With the weeks of summer winding down, parents begin to rejoice and children begin to lament about going clothes shopping for school.
The days leading up to the start of a new school year can be very hectic. Here are some tips to make the return to the classroom easy as well as tips to keep your children healthy and out of the doctor’s office.
On average, children contract between 6 and 12 common cold infections per year. All parents would rather have their child on the lower end of the common cold infection spectrum, meaning fewer days missed from school and fewer days missed at work for parents.
- Use soap and water often – the majority of common cold infections are spread via direct contact or contact with a surface which has been contaminated by someone with a cold.
- Tip: teach your child to first dampen their hands, apply soap, scrub vigorously for 15 seconds, rinse, and dry off hands – use the towel that you dried off with to help you open the door so you don’t pick up new germs on your way out.
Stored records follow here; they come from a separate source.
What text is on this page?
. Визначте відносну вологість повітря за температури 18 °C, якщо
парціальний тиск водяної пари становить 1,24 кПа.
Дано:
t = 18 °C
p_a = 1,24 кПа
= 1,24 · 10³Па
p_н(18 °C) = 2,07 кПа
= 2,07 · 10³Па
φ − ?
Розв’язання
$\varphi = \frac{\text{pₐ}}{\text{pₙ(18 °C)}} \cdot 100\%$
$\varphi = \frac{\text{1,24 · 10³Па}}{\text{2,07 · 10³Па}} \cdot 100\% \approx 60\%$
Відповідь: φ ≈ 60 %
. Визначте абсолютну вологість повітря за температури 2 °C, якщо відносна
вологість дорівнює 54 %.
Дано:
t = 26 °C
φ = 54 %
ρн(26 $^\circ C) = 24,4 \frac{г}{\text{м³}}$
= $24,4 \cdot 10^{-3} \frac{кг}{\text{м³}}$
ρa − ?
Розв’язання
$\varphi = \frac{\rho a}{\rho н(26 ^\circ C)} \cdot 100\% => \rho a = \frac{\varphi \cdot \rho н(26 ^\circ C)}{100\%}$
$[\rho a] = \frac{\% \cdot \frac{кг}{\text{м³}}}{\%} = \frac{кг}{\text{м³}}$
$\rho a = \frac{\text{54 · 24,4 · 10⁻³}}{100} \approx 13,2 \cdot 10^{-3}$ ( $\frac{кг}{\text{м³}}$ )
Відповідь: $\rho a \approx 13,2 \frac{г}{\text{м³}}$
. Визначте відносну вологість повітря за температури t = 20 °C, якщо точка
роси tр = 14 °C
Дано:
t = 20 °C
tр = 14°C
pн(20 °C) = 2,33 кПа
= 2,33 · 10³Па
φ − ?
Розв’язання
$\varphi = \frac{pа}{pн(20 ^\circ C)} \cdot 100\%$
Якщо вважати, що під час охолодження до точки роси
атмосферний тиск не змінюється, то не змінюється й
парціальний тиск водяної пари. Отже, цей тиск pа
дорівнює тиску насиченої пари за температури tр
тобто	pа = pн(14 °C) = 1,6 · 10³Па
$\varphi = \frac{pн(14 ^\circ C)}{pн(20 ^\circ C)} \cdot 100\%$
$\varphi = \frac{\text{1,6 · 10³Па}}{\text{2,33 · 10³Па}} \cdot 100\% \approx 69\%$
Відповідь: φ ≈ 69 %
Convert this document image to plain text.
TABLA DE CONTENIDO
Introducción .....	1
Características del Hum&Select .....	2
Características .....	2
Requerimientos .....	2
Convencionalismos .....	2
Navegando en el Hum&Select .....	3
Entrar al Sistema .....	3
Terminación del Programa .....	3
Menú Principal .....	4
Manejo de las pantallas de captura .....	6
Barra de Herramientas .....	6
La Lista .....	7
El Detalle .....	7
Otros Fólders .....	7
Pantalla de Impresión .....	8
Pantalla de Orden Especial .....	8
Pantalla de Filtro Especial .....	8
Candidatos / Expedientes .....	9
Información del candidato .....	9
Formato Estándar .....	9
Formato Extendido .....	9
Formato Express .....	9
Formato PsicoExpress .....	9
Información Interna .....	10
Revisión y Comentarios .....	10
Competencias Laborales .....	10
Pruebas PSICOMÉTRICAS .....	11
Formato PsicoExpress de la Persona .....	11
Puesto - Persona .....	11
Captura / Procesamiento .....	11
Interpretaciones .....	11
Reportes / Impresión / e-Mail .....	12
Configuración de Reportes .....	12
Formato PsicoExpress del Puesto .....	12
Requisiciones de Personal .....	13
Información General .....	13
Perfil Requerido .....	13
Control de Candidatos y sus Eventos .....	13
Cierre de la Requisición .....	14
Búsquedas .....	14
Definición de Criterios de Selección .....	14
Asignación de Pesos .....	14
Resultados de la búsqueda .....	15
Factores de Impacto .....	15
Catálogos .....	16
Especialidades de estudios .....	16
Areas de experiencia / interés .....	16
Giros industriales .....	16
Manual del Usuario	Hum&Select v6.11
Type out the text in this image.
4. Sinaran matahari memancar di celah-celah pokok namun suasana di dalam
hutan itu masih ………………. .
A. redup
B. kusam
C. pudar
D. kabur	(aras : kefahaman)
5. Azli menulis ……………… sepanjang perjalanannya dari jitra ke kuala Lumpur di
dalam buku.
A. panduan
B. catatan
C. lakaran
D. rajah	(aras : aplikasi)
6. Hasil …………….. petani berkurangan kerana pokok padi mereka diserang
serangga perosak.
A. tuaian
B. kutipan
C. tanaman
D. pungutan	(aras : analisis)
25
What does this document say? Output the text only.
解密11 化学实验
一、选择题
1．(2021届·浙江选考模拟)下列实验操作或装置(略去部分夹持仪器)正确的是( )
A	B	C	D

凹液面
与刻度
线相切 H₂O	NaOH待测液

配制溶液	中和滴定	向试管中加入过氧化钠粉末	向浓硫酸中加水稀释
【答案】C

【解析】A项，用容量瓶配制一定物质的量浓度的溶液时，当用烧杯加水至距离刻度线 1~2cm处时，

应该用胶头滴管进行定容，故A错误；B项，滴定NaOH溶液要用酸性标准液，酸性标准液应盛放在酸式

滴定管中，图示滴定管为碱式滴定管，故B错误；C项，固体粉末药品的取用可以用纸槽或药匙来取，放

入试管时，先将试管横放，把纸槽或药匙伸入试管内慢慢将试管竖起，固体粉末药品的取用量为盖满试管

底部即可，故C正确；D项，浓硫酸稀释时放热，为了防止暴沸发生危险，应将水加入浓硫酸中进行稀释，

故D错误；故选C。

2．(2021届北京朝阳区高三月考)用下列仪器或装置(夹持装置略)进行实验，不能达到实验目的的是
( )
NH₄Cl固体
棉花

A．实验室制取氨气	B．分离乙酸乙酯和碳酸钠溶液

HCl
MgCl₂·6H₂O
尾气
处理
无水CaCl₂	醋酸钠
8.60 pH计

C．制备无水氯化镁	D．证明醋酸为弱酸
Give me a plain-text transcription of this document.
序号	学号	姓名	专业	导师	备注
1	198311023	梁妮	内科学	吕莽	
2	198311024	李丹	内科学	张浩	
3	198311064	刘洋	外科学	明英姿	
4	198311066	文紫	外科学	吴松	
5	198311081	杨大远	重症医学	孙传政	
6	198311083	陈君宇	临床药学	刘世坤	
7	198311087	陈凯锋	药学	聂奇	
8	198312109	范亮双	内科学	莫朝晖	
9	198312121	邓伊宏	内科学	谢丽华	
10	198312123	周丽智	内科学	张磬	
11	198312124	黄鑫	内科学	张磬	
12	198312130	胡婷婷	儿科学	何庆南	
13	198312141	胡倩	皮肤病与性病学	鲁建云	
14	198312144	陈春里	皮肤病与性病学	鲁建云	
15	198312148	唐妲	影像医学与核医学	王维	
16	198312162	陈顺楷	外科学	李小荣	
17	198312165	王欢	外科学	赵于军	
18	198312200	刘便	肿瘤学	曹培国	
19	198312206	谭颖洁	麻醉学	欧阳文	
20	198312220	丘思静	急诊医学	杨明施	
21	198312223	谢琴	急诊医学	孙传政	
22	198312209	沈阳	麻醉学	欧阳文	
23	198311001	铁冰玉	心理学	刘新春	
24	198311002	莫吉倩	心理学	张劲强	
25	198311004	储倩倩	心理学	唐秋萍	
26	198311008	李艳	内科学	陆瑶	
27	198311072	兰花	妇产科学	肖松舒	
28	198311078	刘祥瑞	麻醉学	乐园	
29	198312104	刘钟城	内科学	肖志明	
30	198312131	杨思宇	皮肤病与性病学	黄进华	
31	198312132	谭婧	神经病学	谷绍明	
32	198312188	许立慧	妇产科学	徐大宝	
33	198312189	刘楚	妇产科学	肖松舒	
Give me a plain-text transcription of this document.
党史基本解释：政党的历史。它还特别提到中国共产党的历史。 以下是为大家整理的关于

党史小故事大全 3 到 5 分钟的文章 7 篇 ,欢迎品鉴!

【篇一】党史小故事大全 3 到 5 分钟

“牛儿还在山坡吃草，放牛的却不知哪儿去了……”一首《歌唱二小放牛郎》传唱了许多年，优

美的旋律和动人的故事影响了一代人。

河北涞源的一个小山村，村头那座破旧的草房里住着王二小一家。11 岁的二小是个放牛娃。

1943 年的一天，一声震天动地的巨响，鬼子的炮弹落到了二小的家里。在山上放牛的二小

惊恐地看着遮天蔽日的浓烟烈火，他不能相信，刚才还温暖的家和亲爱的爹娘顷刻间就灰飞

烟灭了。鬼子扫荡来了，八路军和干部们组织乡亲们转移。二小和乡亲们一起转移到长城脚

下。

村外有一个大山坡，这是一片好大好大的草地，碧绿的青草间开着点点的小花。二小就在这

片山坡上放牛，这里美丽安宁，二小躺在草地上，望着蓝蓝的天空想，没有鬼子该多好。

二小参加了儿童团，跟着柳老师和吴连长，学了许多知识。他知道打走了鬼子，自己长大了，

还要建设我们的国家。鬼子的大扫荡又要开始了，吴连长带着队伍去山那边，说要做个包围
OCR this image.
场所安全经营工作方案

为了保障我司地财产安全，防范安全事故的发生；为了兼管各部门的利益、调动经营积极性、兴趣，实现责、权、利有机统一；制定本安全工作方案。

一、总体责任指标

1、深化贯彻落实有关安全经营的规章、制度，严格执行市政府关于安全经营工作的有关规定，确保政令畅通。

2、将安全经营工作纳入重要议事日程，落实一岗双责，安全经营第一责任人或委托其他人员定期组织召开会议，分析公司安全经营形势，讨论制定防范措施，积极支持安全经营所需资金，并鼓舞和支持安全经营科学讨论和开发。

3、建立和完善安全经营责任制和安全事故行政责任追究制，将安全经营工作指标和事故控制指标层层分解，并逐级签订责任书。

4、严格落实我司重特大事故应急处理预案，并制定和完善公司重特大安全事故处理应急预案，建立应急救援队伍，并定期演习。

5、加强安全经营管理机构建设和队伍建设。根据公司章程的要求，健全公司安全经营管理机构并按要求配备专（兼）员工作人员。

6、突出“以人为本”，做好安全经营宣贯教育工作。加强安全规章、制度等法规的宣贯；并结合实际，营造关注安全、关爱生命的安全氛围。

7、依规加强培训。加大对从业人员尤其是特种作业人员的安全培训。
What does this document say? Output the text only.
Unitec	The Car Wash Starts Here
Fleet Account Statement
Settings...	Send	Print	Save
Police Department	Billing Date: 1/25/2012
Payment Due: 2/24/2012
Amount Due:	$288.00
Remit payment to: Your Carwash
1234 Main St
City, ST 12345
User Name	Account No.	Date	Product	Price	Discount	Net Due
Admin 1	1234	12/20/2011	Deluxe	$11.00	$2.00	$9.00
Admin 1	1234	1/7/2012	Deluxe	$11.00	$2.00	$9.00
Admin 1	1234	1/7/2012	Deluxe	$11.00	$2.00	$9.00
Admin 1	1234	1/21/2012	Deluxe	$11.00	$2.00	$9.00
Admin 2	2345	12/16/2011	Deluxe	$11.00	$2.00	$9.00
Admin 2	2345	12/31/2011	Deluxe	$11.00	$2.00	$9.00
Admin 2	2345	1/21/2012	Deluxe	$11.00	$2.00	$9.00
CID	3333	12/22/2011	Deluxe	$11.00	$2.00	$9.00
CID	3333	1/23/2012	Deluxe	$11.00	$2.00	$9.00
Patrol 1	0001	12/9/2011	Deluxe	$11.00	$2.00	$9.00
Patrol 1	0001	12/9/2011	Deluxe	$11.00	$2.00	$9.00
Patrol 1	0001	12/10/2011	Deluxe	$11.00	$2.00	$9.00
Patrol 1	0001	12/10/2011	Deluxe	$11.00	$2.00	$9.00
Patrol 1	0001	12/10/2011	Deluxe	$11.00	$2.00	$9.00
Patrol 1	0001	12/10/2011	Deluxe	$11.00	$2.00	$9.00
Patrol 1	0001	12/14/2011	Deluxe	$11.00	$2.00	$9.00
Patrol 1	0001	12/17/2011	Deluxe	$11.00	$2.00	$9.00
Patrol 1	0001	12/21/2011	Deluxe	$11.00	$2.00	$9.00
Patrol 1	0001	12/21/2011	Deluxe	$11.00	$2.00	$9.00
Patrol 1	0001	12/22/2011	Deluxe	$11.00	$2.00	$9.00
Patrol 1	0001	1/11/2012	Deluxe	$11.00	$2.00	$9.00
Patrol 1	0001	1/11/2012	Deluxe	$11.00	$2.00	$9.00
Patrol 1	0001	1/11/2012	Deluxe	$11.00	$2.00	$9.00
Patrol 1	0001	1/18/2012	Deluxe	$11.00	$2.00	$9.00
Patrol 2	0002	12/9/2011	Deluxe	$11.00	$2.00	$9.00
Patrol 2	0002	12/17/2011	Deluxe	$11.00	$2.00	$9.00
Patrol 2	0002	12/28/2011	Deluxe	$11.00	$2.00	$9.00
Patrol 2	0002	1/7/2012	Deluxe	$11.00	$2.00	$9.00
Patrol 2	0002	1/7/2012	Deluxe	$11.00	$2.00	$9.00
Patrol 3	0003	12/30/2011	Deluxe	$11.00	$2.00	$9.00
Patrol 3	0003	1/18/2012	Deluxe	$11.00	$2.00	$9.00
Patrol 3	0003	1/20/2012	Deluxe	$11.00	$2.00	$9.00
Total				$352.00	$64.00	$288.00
- How long is 15 seconds? Tell them to sing the “Happy Birthday” song in their head once.
- Pack hand sanitizer in your child’s backpack each day
- Ask their teacher to include hand sanitizer on every student’s school supply list.
- Teachers should make it a habit to have all children wash or sanitize their hands before snacks, lunch, or after recess.
An extremely important meal for everyone… Research studies in children have shown that optimal nutrition at breakfast is important for brain maturation throughout childhood and adolescence.
- Just like recommendations for lunch and dinner – try to include something from each food group if possible.
- Children who ate breakfast each morning also have been shown to have higher test scores and cognitive functioning than children who did not eat breakfast.
The American Academy of Pediatrics recommends that children carry no more than 10-20% of their body weight in their backpack (i.e. – a 60lb child’s backpack should not weigh more than 12lbs with books and supplies.
- Use backpacks with have 2 shoulder straps – single strap backpacks do not distribute weight evenly
- Straps should be padded and be comfortable on the shoulders
- What if my child’s books weigh too much?
- Ask the school to provide a 2nd set of textbooks which can be kept at home to eliminate the need to carry books home each day.
For specific questions or more information about Back-to-School tips mentioned in this article, please consult with your pediatrician.